C'est qu'il faut se la payer, la technologie qui doit nous libérer! Ce n'est plus un idéal généreux: c'est devenu un racket. En plus, on n'arrête pas d'ouvrir des boîtes de Pandore. Peut-être avons-nous perdu le contrôle de notre magie.

La paresse, facteur de pollution?

L'automobile remplace les jambes, le tracteur remplace les hordes de laboureurs, le satellite remplace le messager à cheval, Internet remplace la famille et le lave-vaisselle remplace le mari rose. Mais l'auto, le tracteur, le satellite, l'ordinateur et le lave-vaisselle cassaient comme on accrochait le nouvel écran plasma au mur, au moment où le marché des prêts hypothécaires s'effondrait, alors que le prix du pétrole augmentait, pendant que l'environnement nous poursuivait en dommages et intérêts.

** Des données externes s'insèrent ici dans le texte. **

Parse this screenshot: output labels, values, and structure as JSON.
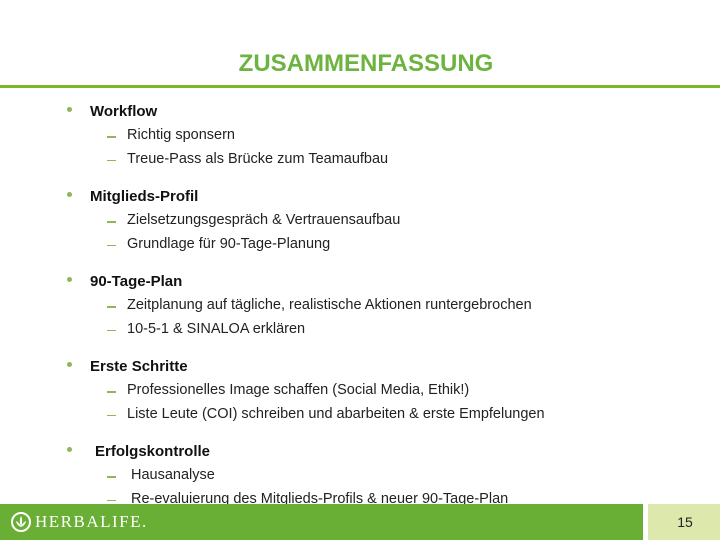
{
  "slide": {
    "title": "ZUSAMMENFASSUNG",
    "page_number": "15",
    "brand": "HERBALIFE.",
    "colors": {
      "title": "#6db33f",
      "accent_rule": "#7ab929",
      "footer": "#6aaf35",
      "page_box": "#dde8ad",
      "bullet": "#8fb65a"
    }
  },
  "sections": [
    {
      "heading": "Workflow",
      "items": [
        "Richtig sponsern",
        "Treue-Pass als Brücke zum Teamaufbau"
      ]
    },
    {
      "heading": "Mitglieds-Profil",
      "items": [
        "Zielsetzungsgespräch & Vertrauensaufbau",
        "Grundlage für 90-Tage-Planung"
      ]
    },
    {
      "heading": "90-Tage-Plan",
      "items": [
        "Zeitplanung auf tägliche, realistische Aktionen runtergebrochen",
        "10-5-1 & SINALOA erklären"
      ]
    },
    {
      "heading": "Erste Schritte",
      "items": [
        "Professionelles Image schaffen (Social Media, Ethik!)",
        "Liste Leute (COI) schreiben und abarbeiten & erste Empfelungen"
      ]
    },
    {
      "heading": "Erfolgskontrolle",
      "items": [
        "Hausanalyse",
        "Re-evaluierung des Mitglieds-Profils & neuer 90-Tage-Plan"
      ]
    }
  ]
}
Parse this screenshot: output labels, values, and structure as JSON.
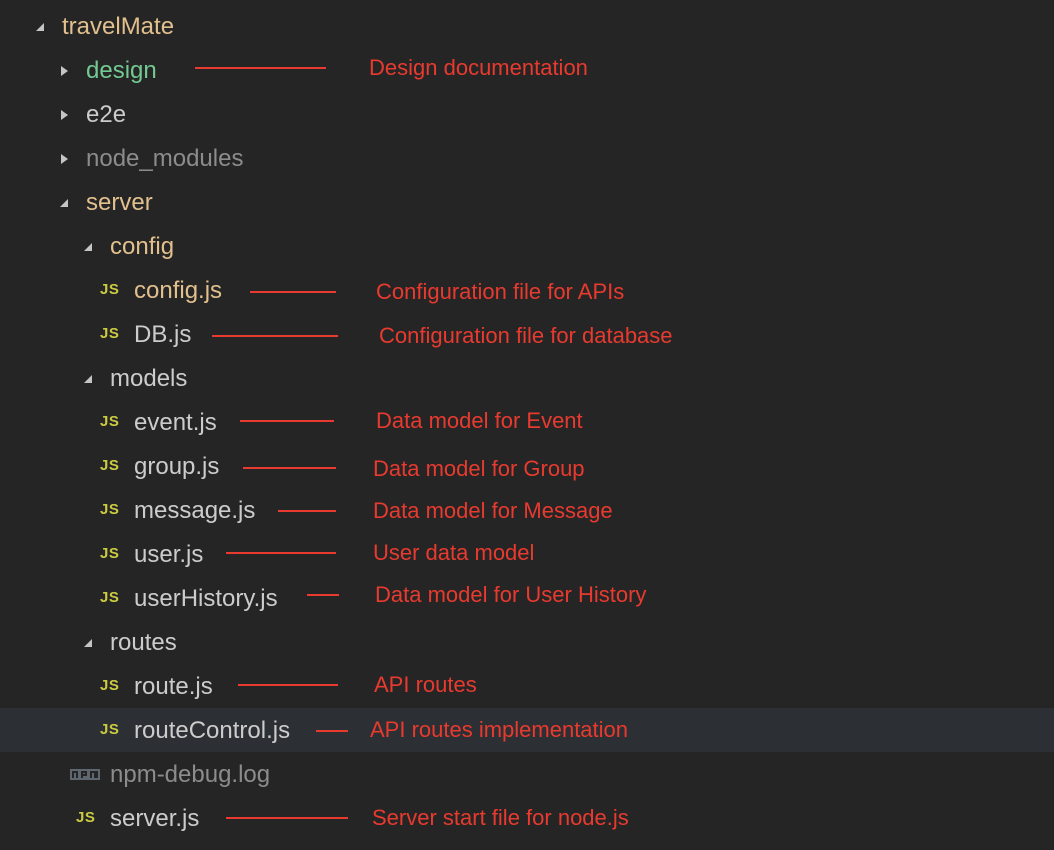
{
  "colors": {
    "background": "#252526",
    "selected_row": "#2c2f33",
    "folder_text": "#e2c08d",
    "modified_text": "#73c991",
    "default_text": "#cccccc",
    "ignored_text": "#8c8c8c",
    "js_badge": "#cbcb41",
    "annotation": "#e83a2e"
  },
  "tree": [
    {
      "label": "travelMate",
      "kind": "folder",
      "expanded": true,
      "state": "folder",
      "selected": false
    },
    {
      "label": "design",
      "kind": "folder",
      "expanded": false,
      "state": "modified",
      "selected": false,
      "annotation": "Design documentation"
    },
    {
      "label": "e2e",
      "kind": "folder",
      "expanded": false,
      "state": "default",
      "selected": false
    },
    {
      "label": "node_modules",
      "kind": "folder",
      "expanded": false,
      "state": "ignored",
      "selected": false
    },
    {
      "label": "server",
      "kind": "folder",
      "expanded": true,
      "state": "folder",
      "selected": false
    },
    {
      "label": "config",
      "kind": "folder",
      "expanded": true,
      "state": "folder",
      "selected": false
    },
    {
      "label": "config.js",
      "kind": "file",
      "icon": "js-file-icon",
      "badge": "JS",
      "state": "folder",
      "selected": false,
      "annotation": "Configuration file for APIs"
    },
    {
      "label": "DB.js",
      "kind": "file",
      "icon": "js-file-icon",
      "badge": "JS",
      "state": "default",
      "selected": false,
      "annotation": "Configuration file for database"
    },
    {
      "label": "models",
      "kind": "folder",
      "expanded": true,
      "state": "default",
      "selected": false
    },
    {
      "label": "event.js",
      "kind": "file",
      "icon": "js-file-icon",
      "badge": "JS",
      "state": "default",
      "selected": false,
      "annotation": "Data model for Event"
    },
    {
      "label": "group.js",
      "kind": "file",
      "icon": "js-file-icon",
      "badge": "JS",
      "state": "default",
      "selected": false,
      "annotation": "Data model for Group"
    },
    {
      "label": "message.js",
      "kind": "file",
      "icon": "js-file-icon",
      "badge": "JS",
      "state": "default",
      "selected": false,
      "annotation": "Data model for Message"
    },
    {
      "label": "user.js",
      "kind": "file",
      "icon": "js-file-icon",
      "badge": "JS",
      "state": "default",
      "selected": false,
      "annotation": "User data model"
    },
    {
      "label": "userHistory.js",
      "kind": "file",
      "icon": "js-file-icon",
      "badge": "JS",
      "state": "default",
      "selected": false,
      "annotation": "Data model for User History"
    },
    {
      "label": "routes",
      "kind": "folder",
      "expanded": true,
      "state": "default",
      "selected": false
    },
    {
      "label": "route.js",
      "kind": "file",
      "icon": "js-file-icon",
      "badge": "JS",
      "state": "default",
      "selected": false,
      "annotation": "API routes"
    },
    {
      "label": "routeControl.js",
      "kind": "file",
      "icon": "js-file-icon",
      "badge": "JS",
      "state": "default",
      "selected": true,
      "annotation": "API routes implementation"
    },
    {
      "label": "npm-debug.log",
      "kind": "file",
      "icon": "npm-log-icon",
      "badge": "npm",
      "state": "ignored",
      "selected": false
    },
    {
      "label": "server.js",
      "kind": "file",
      "icon": "js-file-icon",
      "badge": "JS",
      "state": "default",
      "selected": false,
      "annotation": "Server start file for node.js"
    }
  ]
}
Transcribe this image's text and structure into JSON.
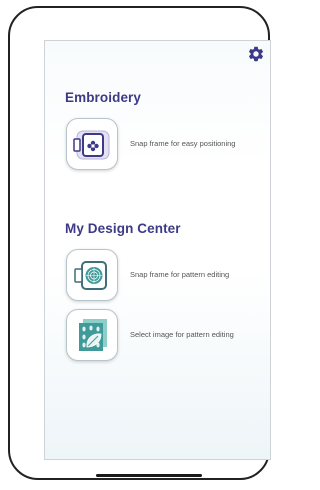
{
  "icons": {
    "settings": "gear-icon",
    "embroidery_snap": "embroidery-frame-snap-icon",
    "design_snap": "design-frame-snap-icon",
    "design_image": "design-image-select-icon"
  },
  "colors": {
    "section_title": "#3d3a86",
    "tile_border": "#b9c5cc",
    "teal": "#3f9a99"
  },
  "embroidery": {
    "title": "Embroidery",
    "items": [
      {
        "label": "Snap frame for easy positioning"
      }
    ]
  },
  "design_center": {
    "title": "My Design Center",
    "items": [
      {
        "label": "Snap frame for pattern editing"
      },
      {
        "label": "Select image for pattern editing"
      }
    ]
  }
}
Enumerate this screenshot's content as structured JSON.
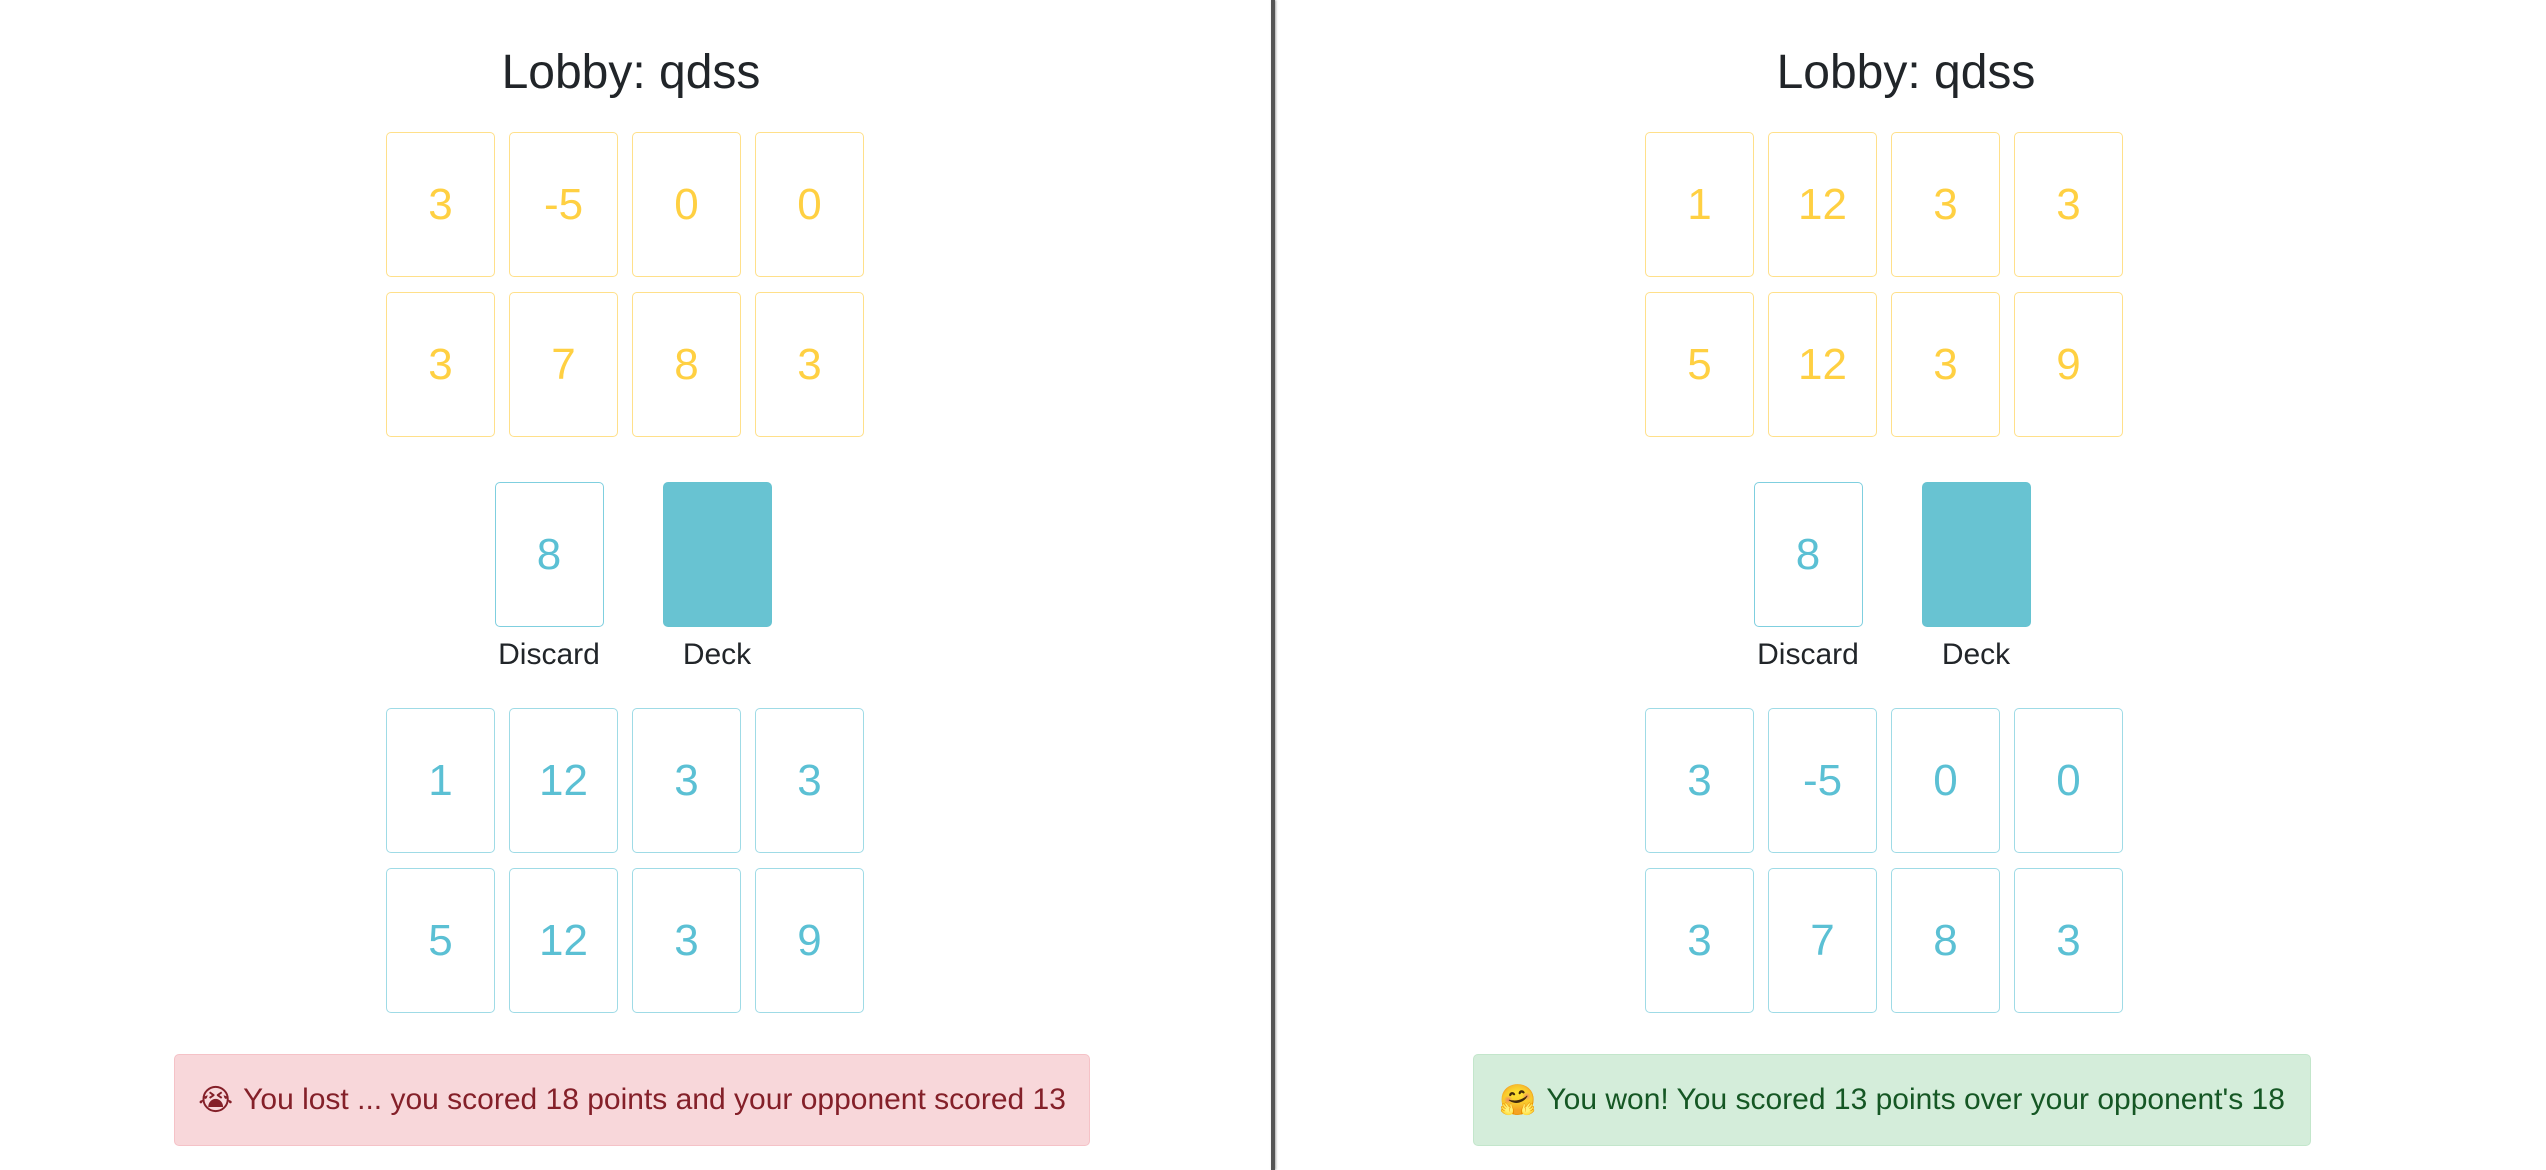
{
  "left": {
    "title": "Lobby: qdss",
    "opponent_cards": [
      "3",
      "-5",
      "0",
      "0",
      "3",
      "7",
      "8",
      "3"
    ],
    "discard_label": "Discard",
    "discard_value": "8",
    "deck_label": "Deck",
    "own_cards": [
      "1",
      "12",
      "3",
      "3",
      "5",
      "12",
      "3",
      "9"
    ],
    "result_emoji": "😭",
    "result_text": "You lost ... you scored 18 points and your opponent scored 13"
  },
  "right": {
    "title": "Lobby: qdss",
    "opponent_cards": [
      "1",
      "12",
      "3",
      "3",
      "5",
      "12",
      "3",
      "9"
    ],
    "discard_label": "Discard",
    "discard_value": "8",
    "deck_label": "Deck",
    "own_cards": [
      "3",
      "-5",
      "0",
      "0",
      "3",
      "7",
      "8",
      "3"
    ],
    "result_emoji": "🤗",
    "result_text": "You won! You scored 13 points over your opponent's 18"
  },
  "colors": {
    "opponent_card_text": "#ffd042",
    "own_card_text": "#5bc0d4",
    "deck_fill": "#68c3d2",
    "loss_alert_bg": "#f8d7da",
    "win_alert_bg": "#d4edda"
  }
}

La technologie prolonge le corps, disait McLuhan. Le VUS, la tondeuse à essence et le chauffe-bigoudis sont alors de bien vilaines protubérances. On n'a pas besoin d'en faire l'ablation: elles tombent d'elles-mêmes, et remplissent les dépotoirs. Ainsi, la paresse est aussi un facteur de pollution, péché grave, comme le reconnaissait le Vatican au début de 2008.